Она резко схватила сумочку и вытащила что-то из нее.
— У меня есть фотография, — сказала она.
— Вы сделали фотографию?
— Уже потом. Меня оставили с ним наедине.
Она протянула мне фотографию. Я увидел ярко освещенное лицо человека лет шестидесяти пяти, мягкие черты, редкие седые волосы. Глаза его были закрыты, и выглядел он мертвым. Ничего более.
— Выражение изменилось, — сказала она, оправдываясь.
Я чувствовал себя обманутым, во мне закипала злоба.
— Ну конечно, Эллен. Выражения не застывают на человеческих лицах навечно. Черт побери, вы просто издеваетесь надо мной.
— Но дело было не только в его лице, — быстро добавила она. — Дело было в том, что он сказал.
— А что он сказал, Эллен?
— Он сказал: «Что за чертовщина… Кто ты?» Я повернулась в ту сторону, куда он смотрел. День стоял яркий и солнечный — все видно хорошо до самого леса, но там ничего не было, кроме разве что деревьев за главным домом. Я повернулась к нему — спросить, что он имеет в виду, но… он умер.

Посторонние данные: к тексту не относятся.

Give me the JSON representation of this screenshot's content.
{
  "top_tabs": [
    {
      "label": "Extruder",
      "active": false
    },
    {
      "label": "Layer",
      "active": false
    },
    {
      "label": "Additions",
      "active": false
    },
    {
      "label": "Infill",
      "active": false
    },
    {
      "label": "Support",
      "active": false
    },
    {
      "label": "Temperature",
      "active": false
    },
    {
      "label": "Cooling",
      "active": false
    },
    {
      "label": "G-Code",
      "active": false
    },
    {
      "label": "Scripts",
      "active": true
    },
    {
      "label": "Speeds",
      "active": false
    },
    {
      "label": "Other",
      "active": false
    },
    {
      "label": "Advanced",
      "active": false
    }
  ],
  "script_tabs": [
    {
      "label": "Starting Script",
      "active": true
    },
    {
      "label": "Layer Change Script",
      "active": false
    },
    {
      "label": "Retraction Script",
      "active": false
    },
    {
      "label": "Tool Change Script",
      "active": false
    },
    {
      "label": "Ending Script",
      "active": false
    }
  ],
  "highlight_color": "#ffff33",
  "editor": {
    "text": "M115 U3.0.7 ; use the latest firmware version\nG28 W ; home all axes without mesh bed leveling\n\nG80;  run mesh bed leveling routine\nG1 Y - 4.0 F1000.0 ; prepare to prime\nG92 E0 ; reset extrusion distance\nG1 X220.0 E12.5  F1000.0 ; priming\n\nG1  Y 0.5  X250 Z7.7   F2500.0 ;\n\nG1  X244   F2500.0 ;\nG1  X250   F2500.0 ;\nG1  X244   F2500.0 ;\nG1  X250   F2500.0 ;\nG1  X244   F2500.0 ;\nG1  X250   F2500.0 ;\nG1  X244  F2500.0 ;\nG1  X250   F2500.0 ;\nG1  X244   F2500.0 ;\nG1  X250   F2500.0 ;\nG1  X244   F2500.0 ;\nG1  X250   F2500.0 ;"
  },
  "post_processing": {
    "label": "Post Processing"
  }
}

— Значит, у него случился удар или из-за инфаркта миокарда ухудшился приток крови к мозгу и в глазах помутилось.
— И то же самое произошло со Скоттом?
— Я не понимаю, с чего вы взяли, будто знаете, что произошло с моим сыном, — отрезал я.
Меня взбесило, что она назвала его по имени.
— В газетах сообщалось только, что он умер. С чего вы…
— Женщина в кафе рассказывала своей спутнице, что, по словам полицейского, у вашего сына было испуганное выражение лица. Как у Джерри. Оно исчезло потом. Он что-то увидел — и от этого умер. Коронер разгладил его лицо. Чтобы никто не узнал.